When Wendy left, Yorke continued, ‘All the windows and doors have now been thoroughly checked; it wasn’t forced entry, so she may have known whoever it was.’
DS Jake Pettman cracked his knuckles; Jeremy Dawson from HOLMES flinched and stopped typing up the information for a moment.
‘So, Robert Preston, the stalker from Ewan’s school is viable then - if we could only find him,’ Jake said.
‘We will know in a matter of minutes,’ Gardner said. ‘We’re picking him up from the White Hart hotel, opposite the cathedral, he’s been staying for the last month or so, since his wife threw him out.’
Unable to stand being seated any longer, Yorke stood up and wandered over to the line of noticeboards around the central whiteboard. Names, assignments and leads had already started to swell outwards from a collection of shocking images. He looked over at Gardner and nodded his appreciation for her hard work in managing the incident room with such thoroughness. She caught the nod and offered a tentative smile.
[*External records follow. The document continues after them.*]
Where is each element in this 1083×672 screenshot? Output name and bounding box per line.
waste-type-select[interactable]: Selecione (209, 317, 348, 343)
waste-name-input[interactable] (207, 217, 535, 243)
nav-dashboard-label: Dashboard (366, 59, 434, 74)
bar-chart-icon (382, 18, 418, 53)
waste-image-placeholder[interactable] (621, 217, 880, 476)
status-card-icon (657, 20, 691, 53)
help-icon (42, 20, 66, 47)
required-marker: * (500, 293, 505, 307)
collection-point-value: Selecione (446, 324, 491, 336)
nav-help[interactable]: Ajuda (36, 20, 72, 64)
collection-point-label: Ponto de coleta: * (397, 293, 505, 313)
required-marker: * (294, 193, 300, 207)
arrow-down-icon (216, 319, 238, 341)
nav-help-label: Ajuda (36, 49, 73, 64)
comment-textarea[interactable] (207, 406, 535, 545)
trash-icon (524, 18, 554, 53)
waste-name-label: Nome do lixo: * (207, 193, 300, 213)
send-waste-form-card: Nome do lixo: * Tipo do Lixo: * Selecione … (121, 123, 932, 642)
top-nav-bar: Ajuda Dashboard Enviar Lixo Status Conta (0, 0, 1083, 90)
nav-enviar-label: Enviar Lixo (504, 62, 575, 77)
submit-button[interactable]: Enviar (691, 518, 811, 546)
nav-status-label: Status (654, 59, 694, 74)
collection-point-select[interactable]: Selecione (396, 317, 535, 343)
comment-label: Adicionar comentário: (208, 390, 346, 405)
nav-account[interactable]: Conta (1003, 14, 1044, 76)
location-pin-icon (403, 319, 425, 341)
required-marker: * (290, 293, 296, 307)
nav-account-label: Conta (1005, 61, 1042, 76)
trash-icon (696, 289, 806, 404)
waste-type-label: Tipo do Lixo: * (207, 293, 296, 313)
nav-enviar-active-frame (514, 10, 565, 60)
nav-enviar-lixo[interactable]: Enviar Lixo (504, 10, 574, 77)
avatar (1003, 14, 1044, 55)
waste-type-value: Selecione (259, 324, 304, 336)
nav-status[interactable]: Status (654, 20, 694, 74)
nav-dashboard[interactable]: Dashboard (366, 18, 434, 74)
‘I’m not optimistic about door-to-door, the distance between each cottage is considerable, but you never know. Someone may have seen the vehicle, or even more unlikely, someone on foot, we will know soon. PolSA and SOCOs are also still working the area hard. Again, I’m not optimistic. There’s a reason for my pessimism,’ he turned and pointed at the crimson angel, Jessica. ‘Precision.’
He turned back and surveyed the crowd.
‘Whoever it was took her heart.’ He paused to take a deep breath. ‘And, according to Dr Wileman, they took it with surgical precision. Someone with that much skill … traces will be hard to
come by.’
‘Preston is a real-estate agent, not a surgeon,’ Topham said.
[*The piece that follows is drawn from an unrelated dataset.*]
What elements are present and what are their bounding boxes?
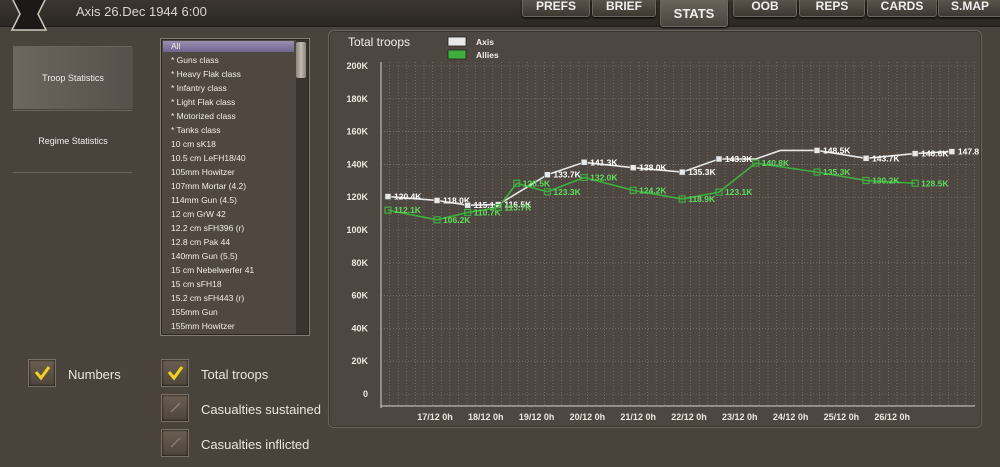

Jake said, ‘Still … you can’t rule him out based only on that.’
‘No, you can’t,’ Yorke said, ‘but it’s a strong point. I heard, moments ago, that they’ve lifted a print. They’re running it right now, so that might give us something. There’s also something else very peculiar here.’
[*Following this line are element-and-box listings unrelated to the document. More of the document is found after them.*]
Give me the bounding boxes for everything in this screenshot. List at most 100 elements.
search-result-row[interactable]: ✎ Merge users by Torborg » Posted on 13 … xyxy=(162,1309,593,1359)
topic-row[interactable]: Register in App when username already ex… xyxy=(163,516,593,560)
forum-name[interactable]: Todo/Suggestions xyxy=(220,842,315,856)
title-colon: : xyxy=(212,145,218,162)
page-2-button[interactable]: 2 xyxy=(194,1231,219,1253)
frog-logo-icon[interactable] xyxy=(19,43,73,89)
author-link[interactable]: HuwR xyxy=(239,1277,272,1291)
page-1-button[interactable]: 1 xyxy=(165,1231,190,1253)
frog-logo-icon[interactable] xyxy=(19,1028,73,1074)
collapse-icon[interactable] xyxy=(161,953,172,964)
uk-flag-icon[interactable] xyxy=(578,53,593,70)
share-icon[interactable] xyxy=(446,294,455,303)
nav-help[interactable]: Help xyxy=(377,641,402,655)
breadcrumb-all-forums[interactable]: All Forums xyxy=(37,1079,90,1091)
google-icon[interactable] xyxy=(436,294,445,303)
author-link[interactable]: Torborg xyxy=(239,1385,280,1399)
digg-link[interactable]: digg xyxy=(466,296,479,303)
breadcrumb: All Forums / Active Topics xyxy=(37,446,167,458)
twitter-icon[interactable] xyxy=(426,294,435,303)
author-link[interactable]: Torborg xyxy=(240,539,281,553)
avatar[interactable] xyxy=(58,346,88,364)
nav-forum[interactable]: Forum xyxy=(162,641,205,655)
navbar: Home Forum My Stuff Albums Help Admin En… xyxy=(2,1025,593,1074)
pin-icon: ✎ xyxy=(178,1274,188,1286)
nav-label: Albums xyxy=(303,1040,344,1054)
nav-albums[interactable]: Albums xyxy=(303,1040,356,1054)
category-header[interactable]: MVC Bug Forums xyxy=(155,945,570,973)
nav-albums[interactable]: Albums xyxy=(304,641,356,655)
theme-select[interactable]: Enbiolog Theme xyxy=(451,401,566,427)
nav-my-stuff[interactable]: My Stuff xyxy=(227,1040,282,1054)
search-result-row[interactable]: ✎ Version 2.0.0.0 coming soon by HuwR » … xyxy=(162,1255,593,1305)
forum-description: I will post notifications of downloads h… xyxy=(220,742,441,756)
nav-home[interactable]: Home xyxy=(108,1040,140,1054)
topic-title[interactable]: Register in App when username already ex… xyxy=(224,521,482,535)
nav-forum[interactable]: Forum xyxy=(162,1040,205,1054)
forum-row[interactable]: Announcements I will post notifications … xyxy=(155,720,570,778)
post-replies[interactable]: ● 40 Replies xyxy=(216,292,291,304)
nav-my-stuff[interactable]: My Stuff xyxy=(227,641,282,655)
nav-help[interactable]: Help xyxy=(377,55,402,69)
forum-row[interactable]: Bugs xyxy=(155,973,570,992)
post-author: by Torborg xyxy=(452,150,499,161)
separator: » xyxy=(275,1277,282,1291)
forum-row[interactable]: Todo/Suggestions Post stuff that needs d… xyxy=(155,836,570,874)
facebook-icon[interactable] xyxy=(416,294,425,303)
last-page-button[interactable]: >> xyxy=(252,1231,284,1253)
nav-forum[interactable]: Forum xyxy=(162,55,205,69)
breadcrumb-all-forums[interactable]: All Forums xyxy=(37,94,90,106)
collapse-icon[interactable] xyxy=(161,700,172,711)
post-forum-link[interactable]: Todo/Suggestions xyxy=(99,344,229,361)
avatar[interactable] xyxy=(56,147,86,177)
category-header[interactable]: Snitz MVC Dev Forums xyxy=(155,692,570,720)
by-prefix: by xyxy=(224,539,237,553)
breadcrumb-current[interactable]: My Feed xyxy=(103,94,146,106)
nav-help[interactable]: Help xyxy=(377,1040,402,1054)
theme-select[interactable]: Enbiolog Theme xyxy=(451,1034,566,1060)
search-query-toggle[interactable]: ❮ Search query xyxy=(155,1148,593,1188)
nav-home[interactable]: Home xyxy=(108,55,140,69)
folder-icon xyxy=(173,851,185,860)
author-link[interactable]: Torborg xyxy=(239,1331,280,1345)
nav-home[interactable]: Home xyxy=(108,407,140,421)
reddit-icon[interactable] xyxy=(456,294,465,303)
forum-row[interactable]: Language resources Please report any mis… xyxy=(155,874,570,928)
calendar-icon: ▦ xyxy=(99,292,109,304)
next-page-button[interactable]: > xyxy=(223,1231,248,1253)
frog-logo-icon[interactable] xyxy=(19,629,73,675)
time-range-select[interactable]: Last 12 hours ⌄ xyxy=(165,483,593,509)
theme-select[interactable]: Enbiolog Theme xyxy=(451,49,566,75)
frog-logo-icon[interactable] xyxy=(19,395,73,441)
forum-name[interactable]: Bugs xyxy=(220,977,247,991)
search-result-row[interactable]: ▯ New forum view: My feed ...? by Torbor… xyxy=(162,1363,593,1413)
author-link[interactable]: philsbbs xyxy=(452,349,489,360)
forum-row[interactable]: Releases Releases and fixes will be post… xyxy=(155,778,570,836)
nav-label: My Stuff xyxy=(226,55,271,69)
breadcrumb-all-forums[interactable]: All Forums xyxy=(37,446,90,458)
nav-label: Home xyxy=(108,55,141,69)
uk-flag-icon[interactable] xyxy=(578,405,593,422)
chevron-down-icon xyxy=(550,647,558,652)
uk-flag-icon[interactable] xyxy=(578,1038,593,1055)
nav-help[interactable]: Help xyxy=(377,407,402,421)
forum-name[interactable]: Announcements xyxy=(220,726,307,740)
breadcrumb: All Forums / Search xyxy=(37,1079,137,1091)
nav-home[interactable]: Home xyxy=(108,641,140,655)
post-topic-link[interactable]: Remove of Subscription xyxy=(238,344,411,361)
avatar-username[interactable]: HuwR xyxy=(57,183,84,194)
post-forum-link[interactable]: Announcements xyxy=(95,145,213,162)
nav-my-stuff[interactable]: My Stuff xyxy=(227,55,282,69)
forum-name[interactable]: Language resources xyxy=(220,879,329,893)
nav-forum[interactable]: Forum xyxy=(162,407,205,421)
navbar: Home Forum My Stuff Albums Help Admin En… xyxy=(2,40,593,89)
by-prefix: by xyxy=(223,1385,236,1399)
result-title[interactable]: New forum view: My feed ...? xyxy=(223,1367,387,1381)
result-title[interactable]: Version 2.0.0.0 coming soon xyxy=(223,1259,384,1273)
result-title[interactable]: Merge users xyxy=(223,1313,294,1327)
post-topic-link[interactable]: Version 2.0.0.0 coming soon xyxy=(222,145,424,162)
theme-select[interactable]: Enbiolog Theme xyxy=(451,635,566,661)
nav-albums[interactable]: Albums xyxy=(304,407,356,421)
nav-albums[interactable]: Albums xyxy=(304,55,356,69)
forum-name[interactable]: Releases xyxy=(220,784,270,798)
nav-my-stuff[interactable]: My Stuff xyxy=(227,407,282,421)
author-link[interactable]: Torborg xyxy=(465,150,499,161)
‘The urine on the sofa?’ Gardner said.
‘Yes. They have a corn snake. They don’t urinate, at least not in that way.’
‘Jessica?’ Jake said, looking down at the table again. ‘In fear?’
‘Possible,’ Yorke walked back over to the table for a mouthful of tea whilst Dawson continued tapping on the keyboard furiously.
‘What about Iain, sir?’ Topham said.
It was a subject that had not been broached yet and needed to be. Yorke finished his coffee and then relayed the events of the previous hour at Brookes’ motorhome.
‘The alibi checks out,’ Yorke said. ‘He was with Riley during the estimated time of death.’
‘And are you a hundred percent certain, sir?’ Topham said.
Yorke flashed him a look; it was important to be challenged, but that didn’t mean he had to like it. ‘As certain as I can be at this stage. The lack of CCTV footage on the emergency call at quarter-past twelve is particularly frustrating. We are correlating the CCTV footage around the local area.’
Yorke turned and stared at the images again. ‘We need to get into Jessica’s place of work first thing, speak to her colleagues. DI Gardener and DS Simmonds, I want you to head there. DI Topham and DS Bates, I would like you to talk to her friends and family members apart from her mother. I believe she has an aunt and some cousins locally. I have learned that her mother, Karen, is in the Mary Chapman Living Facility suffering from Alzheimer’s so I will go there.’ Yorke tapped the image. ‘Who has had a problem with Jessica in the past?’
‘And the flesh from her thighs, sir?’ Simmonds said, ‘Why would anyone do that?’
Yorke shrugged his shoulders. ‘I don’t know, but we need to make damned sure it doesn’t happen again.’